„Sind extrem genervt“

Nach Tunnelbrand droht eine neue Stau-Katastrophe

Salzburg
12.01.2026 06:00

Ein halbes Jahr nachdem gleich fünf Tunnel rund um Werfen (Salzburg) umfangreich saniert wurden, brannte es jetzt im Brentenbergtunnel. Wie lange die Reparaturen dauern werden, steht bisher nicht fest. Unter den Folgen leiden vor allem die Menschen in Pfarrwerfen ...

Rote Rücklichter so weit das Auge reicht, voran geht es im Schneckentempo – wenn überhaupt. Nach dem schweren Brand im Brentenbergtunnel auf der Tauernautobahn (A10), herrschte am Wochenende in Richtung Norden Stillstand. Der Stau reichte teils bis nach Eben zurück, der Zeitverlust betrug bis zu vier Stunden.

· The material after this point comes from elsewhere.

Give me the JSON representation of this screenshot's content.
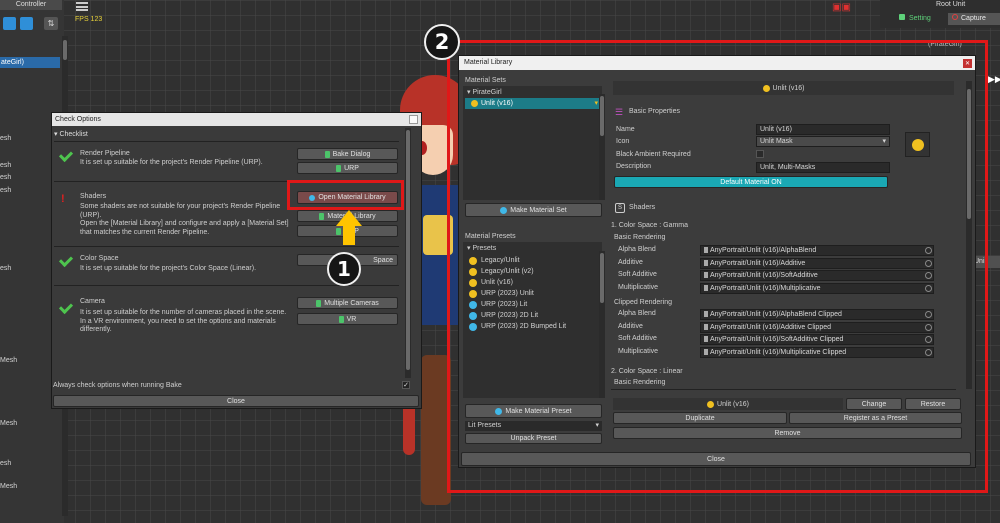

Wegen der Totalsperre des Tunnels müssen alle Fahrzeuge auf die Bundesstraße ausweichen. Wie lange noch, steht nicht fest.

Im Tunnel fielen Betonteile von der kaputten Decke
Beim Tunnel ist am Freitagabend ein 41-jähriger Lkw-Fahrer direkt vor dem Portal rechts von der Fahrbahn abgekommen und links gegen die Tunnelwand geschleudert. Dabei fing der Sattelzug Feuer, brannte lichterloh, Betonteile fielen von der Tunneldecke und legten das Metallskelett der Struktur darunter frei. Unter Einsatz ihres Lebens gelang es der Feuerwehr, den Brand zu löschen und den Lkw-Fahrer zu retten – die „Krone“ berichtete ausführlich.

 „Es ist extrem ärgerlich“, so Pfarrwerfens Bürgermeister Bernhard Weiß (ÖVP) über die aktuelle Situation. „Wir haben nach der Sanierung der Tunnelkette gerade mal ein halbes Jahr unsere Ruhe gehabt. Jetzt steht bei uns schon wieder alles still.“

Im Unterschied zu den Bauarbeiten in der Vergangenheit, gebe es derzeit keine Alternativen. „Die Leute müssen wegen der Autobahnsperre hier fahren.“

Der Lkw hatte Verpackungen geladen und brannte völlig aus.
Der Lkw hatte Verpackungen geladen und brannte völlig aus.(Bild: Markus Tschepp)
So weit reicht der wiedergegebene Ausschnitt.